Petitioner further contends that the subsequent overtime these employes were required to work on the night of September 3, 1935, as hereinbefore set forth in the claim, comes within the provisions of Rule 57, and that the employes in question should be compensated accordingly.

Carrier contends that, under the provisions of Rule 62, these employes could have been worked without payment for overtime, on the day before and/or following the holiday, and/or on any other (lay when such overtime is occasioned by the holiday and that Rule 57 is not applicable.

The provision of the rule under which this case arises reads:

"Employes who have holidays off with pay, agree to waive necessary overtime on the day before or following the holiday, or on any other day

                  440


when such overtime is occasioned by the holiday except when such overtime amounts to more than the time paid for and not worked on account of the holiday."


The issue in this case is whether the word "or" as used in the above paragraph is the equivalent of "and/or".

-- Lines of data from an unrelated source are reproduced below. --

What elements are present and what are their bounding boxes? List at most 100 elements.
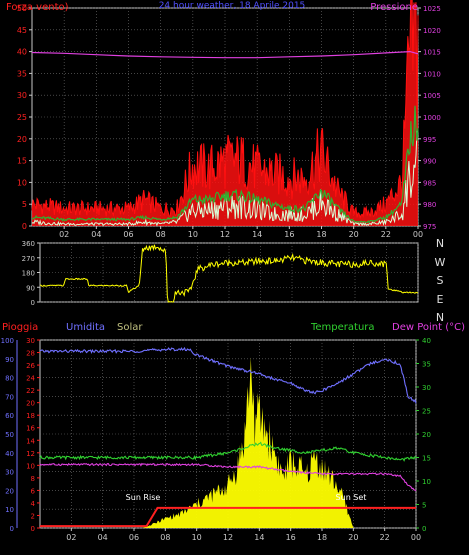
tick-label-humidity: 100 <box>1 337 14 345</box>
dewpoint-legend-label: Dew Point (°C) <box>392 322 465 333</box>
rain-line <box>40 506 416 528</box>
tick-label-humidity: 0 <box>10 525 14 533</box>
tick-label-temperature: 0 <box>422 525 426 533</box>
wind-pressure-panel: 0510152025303540455097598098599099510001… <box>6 0 441 239</box>
tick-label-rain: 6 <box>31 487 36 495</box>
tick-label-time: 22 <box>380 533 390 542</box>
tick-label-rain: 2 <box>31 512 35 520</box>
tick-label-pressure: 1015 <box>423 49 441 57</box>
tick-label-pressure: 1025 <box>423 5 441 13</box>
tick-label-humidity: 40 <box>5 450 14 458</box>
tick-label-temperature: 30 <box>422 384 431 392</box>
tick-label-time: 16 <box>286 533 296 542</box>
solar-area <box>40 357 416 528</box>
rain-axis-label: Pioggia <box>2 322 38 333</box>
tick-label-wind: 15 <box>17 157 27 166</box>
tick-label-wind: 45 <box>17 26 27 35</box>
tick-label-pressure: 985 <box>423 179 436 187</box>
humidity-line <box>39 346 417 404</box>
compass-label: S <box>437 274 444 287</box>
tick-label-time: 04 <box>98 533 108 542</box>
wind-avg-line <box>31 105 419 224</box>
tick-label-wind: 0 <box>22 222 27 231</box>
tick-label-wind: 25 <box>17 113 27 122</box>
tick-label-pressure: 1010 <box>423 70 441 78</box>
tick-label-wind: 40 <box>17 48 27 57</box>
tick-label-time: 12 <box>220 230 230 239</box>
tick-label-temperature: 40 <box>422 337 431 345</box>
compass-label: E <box>437 293 444 306</box>
tick-label-pressure: 1020 <box>423 27 441 35</box>
tick-label-time: 20 <box>349 230 359 239</box>
tick-label-direction: 360 <box>22 240 35 248</box>
tick-label-time: 04 <box>91 230 101 239</box>
tick-label-time: 20 <box>348 533 358 542</box>
tick-label-wind: 10 <box>17 178 27 187</box>
tick-label-temperature: 35 <box>422 361 431 369</box>
dewpoint-line <box>39 462 417 492</box>
tick-label-rain: 28 <box>26 350 35 358</box>
tick-label-time: 18 <box>317 533 327 542</box>
tick-label-time: 10 <box>192 533 202 542</box>
tick-label-rain: 14 <box>26 437 35 445</box>
tick-label-pressure: 1005 <box>423 92 441 100</box>
wind-direction-line <box>39 244 419 303</box>
pressure-axis-label: Pressione <box>370 2 418 13</box>
tick-label-wind: 35 <box>17 69 27 78</box>
compass-label: W <box>435 256 446 269</box>
tick-label-rain: 26 <box>26 362 35 370</box>
tick-label-rain: 22 <box>26 387 35 395</box>
tick-label-time: 02 <box>66 533 76 542</box>
tick-label-humidity: 10 <box>5 506 14 514</box>
tick-label-time: 18 <box>316 230 326 239</box>
tick-label-wind: 20 <box>17 135 27 144</box>
tick-label-time: 14 <box>252 230 262 239</box>
tick-label-time: 14 <box>254 533 264 542</box>
tick-label-humidity: 60 <box>5 412 14 420</box>
temperature-legend-label: Temperatura <box>310 322 375 333</box>
wind-gust-line <box>31 0 419 220</box>
tick-label-rain: 30 <box>26 337 35 345</box>
wind-gust-area <box>32 0 418 226</box>
tick-label-pressure: 980 <box>423 201 436 209</box>
tick-label-wind: 5 <box>22 200 27 209</box>
tick-label-humidity: 90 <box>5 356 14 364</box>
tick-label-temperature: 25 <box>422 408 431 416</box>
tick-label-humidity: 80 <box>5 375 14 383</box>
tick-label-temperature: 5 <box>422 502 426 510</box>
tick-label-rain: 12 <box>26 450 35 458</box>
tick-label-temperature: 15 <box>422 455 431 463</box>
sunset-label: Sun Set <box>336 493 367 502</box>
tick-label-direction: 270 <box>22 255 35 263</box>
tick-label-humidity: 50 <box>5 431 14 439</box>
tick-label-direction: 90 <box>26 284 35 292</box>
solar-legend-label: Solar <box>117 322 143 333</box>
tick-label-time: 06 <box>129 533 139 542</box>
tick-label-time: 00 <box>411 533 421 542</box>
compass-label: N <box>436 237 444 250</box>
rain-humidity-temp-panel: 0102030405060708090100024681012141618202… <box>1 322 465 542</box>
tick-label-rain: 4 <box>31 500 36 508</box>
humidity-legend-label: Umidita <box>66 322 105 333</box>
tick-label-temperature: 10 <box>422 478 431 486</box>
tick-label-pressure: 990 <box>423 158 436 166</box>
tick-label-temperature: 20 <box>422 431 431 439</box>
tick-label-direction: 180 <box>22 270 35 278</box>
sunrise-label: Sun Rise <box>126 493 161 502</box>
tick-label-humidity: 70 <box>5 393 14 401</box>
tick-label-time: 16 <box>284 230 294 239</box>
tick-label-time: 22 <box>381 230 391 239</box>
tick-label-time: 02 <box>59 230 69 239</box>
tick-label-rain: 0 <box>31 525 35 533</box>
tick-label-pressure: 995 <box>423 136 436 144</box>
tick-label-pressure: 975 <box>423 223 436 231</box>
tick-label-time: 08 <box>156 230 166 239</box>
tick-label-rain: 16 <box>26 425 35 433</box>
tick-label-rain: 18 <box>26 412 35 420</box>
temperature-line <box>39 441 417 462</box>
tick-label-humidity: 30 <box>5 469 14 477</box>
tick-label-wind: 30 <box>17 91 27 100</box>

Considering the common use of the word "or" in combinations similar to the one here involved, there is obvious ambiguity in the rule which could have been avoided by the use of the double conjunction "and/or" or by saying that employes under the circumstances stipulated could be required "to work on the day preceding a holiday or on the day following a holiday, or on both days."

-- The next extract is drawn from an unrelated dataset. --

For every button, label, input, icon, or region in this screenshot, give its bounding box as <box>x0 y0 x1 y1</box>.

The phrase "or on any other day", as the Referee views the case, materially increases the presumption that the word "or" was not intended to carry the meaning of "and/or," The effect of permitting the carrier to requires employes to work overtime without pay the day before a holiday, the day after a holiday, and any other day that carrier may choose, would be to leave the agreement in an exceedingly loose condition. The Referee cannot believe that this was the intention of the parties when they entered into the agreement. The Referee finds, therefore, that the word "or" as used in this paragraph of Rule 62 means "or" and not "and/or".


                AWARD

Claim is sustained.
By Order of Third Division:
                  NATIONAL RAILROAD ADJUSTMENT BOARD

Attest

                        H. A. JOHNSON, Secretary.


Dated at Chicago, Illinois, this 13th day of August 1936.